Setelah mengetahui definisi dari financial check up, kini saatnya tahu apa saja manfaat yang bisa kamu dapatkan dari aktivitas ini. Simak selengkapnya!

1. Tahu kondisi keuangan sendiri 

Manfaat financial check up yang pertama adalah mengetahui kondisi keuangan sendiri secara nyata, bukan cuma feeling. Misalnya, penghasilan kamu cukup nggak sih buat nutupin semua pengeluaran bulanan? Atau ternyata ada pengeluaran kecil-kecil yang sering kebobolan tanpa disadari? Dari sini kamu bisa lihat jelas, apakah keuanganmu stabil, pas-pasan, atau justru defisit.

2. Bantu atur pengeluaran lebih baik 

Manfaat yang kedua adalah membantu mengatur pengeluaranmu lebih baik. Kadang, kita nggak sadar ternyata banyak banget pengeluaran yang sifatnya impulsif atau nggak terlalu penting. Nah, dari hasil evaluasi ini, kamu bisa mulai atur ulang prioritas pengeluaran, mana yang wajib, mana yang bisa dikurangi, dan mana yang harus dihentikan dulu. Jadi keuanganmu lebih terkontrol dan nggak gampang jebol.

3. Deteksi masalah sejak dini 

Financial check up juga bermanfaat untuk membantu kamu menemukan potensi masalah dalam pengelolaan keuangan sejak awal. Misalnya, belum memiliki dana darurat, rasio utang yang terlalu tinggi, atau belum adanya perlindungan asuransi yang memadai. Dengan mengetahui hal-hal ini lebih awal, kamu bisa segera mengambil langkah perbaikan sebelum masalah tersebut berkembang menjadi krisis keuangan yang lebih besar.

4. Bikin rencana keuangan lebih jelas 

Setelah mengetahui kondisi keuangan dan potensi masalahnya, kamu bisa mulai menyusun rencana keuangan yang lebih terarah. Financial check up membantu kamu menetapkan prioritas, apakah perlu fokus melunasi utang dulu, menambah tabungan, atau mulai berinvestasi. Jadi, setiap langkah keuangan yang kamu ambil punya tujuan yang jelas dan sesuai dengan kebutuhan serta kemampuan kamu saat ini.

5. Kelola utang dan investasi secara seimbang 

Terakhir, financial check up juga berperan dalam mengelola utang dan investasi secara seimbang.

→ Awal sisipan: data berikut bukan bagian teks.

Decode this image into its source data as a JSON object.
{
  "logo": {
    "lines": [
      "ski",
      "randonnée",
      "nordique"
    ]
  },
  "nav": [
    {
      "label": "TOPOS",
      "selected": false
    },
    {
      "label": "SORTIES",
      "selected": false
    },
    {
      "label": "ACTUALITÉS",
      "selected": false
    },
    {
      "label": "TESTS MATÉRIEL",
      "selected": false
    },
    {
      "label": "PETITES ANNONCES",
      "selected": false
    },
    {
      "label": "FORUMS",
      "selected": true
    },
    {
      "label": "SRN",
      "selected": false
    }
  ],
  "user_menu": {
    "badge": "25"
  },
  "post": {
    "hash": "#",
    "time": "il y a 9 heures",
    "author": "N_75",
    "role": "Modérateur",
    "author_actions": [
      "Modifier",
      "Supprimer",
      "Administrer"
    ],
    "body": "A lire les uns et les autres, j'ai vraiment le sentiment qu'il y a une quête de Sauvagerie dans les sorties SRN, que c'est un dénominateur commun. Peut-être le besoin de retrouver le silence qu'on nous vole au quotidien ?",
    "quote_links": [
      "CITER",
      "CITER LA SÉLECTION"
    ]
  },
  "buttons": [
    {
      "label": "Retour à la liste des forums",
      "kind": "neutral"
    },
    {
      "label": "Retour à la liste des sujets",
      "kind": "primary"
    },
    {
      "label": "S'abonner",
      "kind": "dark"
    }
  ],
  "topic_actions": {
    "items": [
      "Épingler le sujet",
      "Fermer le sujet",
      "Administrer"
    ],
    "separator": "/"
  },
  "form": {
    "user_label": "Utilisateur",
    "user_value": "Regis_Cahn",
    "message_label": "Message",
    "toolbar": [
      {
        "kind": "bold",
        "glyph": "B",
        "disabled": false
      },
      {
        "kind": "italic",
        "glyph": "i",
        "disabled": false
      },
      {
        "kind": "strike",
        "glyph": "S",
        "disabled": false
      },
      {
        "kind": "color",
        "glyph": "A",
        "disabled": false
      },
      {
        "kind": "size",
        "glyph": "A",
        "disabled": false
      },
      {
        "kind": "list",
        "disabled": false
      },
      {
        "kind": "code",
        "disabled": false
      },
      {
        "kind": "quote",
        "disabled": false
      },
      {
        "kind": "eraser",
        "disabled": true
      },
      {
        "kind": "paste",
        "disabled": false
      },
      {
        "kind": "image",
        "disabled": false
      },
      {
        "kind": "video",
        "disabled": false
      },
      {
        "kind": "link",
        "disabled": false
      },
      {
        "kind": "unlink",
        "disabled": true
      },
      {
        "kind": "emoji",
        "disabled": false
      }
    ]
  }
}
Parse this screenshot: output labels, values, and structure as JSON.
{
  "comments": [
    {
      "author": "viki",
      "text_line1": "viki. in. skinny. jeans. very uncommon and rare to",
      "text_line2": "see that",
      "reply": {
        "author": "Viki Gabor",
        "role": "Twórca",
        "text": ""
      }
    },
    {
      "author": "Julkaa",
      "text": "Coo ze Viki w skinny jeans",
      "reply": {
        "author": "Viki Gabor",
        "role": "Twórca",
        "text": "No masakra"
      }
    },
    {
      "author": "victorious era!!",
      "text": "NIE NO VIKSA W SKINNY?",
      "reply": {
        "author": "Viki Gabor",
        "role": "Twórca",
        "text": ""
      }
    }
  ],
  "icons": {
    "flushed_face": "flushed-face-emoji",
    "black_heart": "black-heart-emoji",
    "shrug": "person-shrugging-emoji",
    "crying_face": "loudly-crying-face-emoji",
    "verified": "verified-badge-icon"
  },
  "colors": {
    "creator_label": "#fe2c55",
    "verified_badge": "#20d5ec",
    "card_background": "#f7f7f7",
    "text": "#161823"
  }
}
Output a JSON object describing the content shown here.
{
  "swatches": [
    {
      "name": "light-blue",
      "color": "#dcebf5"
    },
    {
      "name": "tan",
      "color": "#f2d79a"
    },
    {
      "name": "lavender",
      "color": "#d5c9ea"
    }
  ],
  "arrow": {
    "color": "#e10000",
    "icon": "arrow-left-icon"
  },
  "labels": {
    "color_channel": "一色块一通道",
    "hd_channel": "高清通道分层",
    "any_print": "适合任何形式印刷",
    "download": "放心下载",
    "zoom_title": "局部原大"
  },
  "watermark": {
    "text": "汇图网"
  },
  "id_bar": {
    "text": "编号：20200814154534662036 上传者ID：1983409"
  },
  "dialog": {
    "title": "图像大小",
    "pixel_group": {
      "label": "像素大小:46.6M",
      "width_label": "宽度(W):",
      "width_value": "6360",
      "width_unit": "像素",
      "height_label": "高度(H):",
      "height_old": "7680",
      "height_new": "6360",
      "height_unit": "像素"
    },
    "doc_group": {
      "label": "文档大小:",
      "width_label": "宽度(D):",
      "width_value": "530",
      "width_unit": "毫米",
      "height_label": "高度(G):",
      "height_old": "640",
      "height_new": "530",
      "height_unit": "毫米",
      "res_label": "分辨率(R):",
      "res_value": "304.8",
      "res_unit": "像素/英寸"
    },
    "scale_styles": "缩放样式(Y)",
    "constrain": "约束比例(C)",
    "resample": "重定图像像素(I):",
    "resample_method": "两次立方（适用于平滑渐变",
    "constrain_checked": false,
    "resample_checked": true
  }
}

Artinya, kamu bisa melihat apakah proporsi utang yang dimiliki masih dalam batas wajar, serta apakah investasi yang kamu lakukan sudah sesuai dengan tujuan dan kemampuan. Dengan begitu, kamu tidak hanya fokus melunasi utang, tapi juga tetap bisa membangun aset jangka panjang.

Cara melakukan financial check up

Melakukan financial check up sebenarnya nggak sulit. Kamu bisa mulai dari langkah-langkah sederhana berikut ini!

1. Catat semua aset dan kewajiban

Mulai dari uang di tabungan, investasi, properti, hingga utang-utang seperti kartu kredit, cicilan kendaraan, atau pinjaman online. Catat secara detail agar kamu tahu total kekayaan bersihmu. Rumusnya aset dikurangi utang.

2. Evaluasi arus kas bulanan

Setelah berhasil mengetahui semua kekayaan bersih saatnya menghitung pemasukan dan pengeluaran setiap bulan. Apakah pengeluaranmu lebih besar dari pemasukan? Atau kamu masih punya sisa yang bisa ditabung dan diinvestasikan? Semuanya harus kamu ketahui dengan detail. 

3. Periksa dana darurat dan asuransi

Step selanjutnya, memeriksa dana darurat dan asuransi. Pastikan kamu punya dana darurat minimal 3–6 kali pengeluaran bulanan. Cek juga apakah kamu sudah terlindungi dengan asuransi kesehatan dan jiwa, terutama jika kamu sudah berkeluarga.

4. Cek skor kredit

Skor kredit adalah gambaran seberapa baik kamu mengelola utang, apakah kamu rutin membayar tagihan tepat waktu, berapa besar total cicilan yang kamu tanggung, dan seberapa sering kamu mengajukan kredit. 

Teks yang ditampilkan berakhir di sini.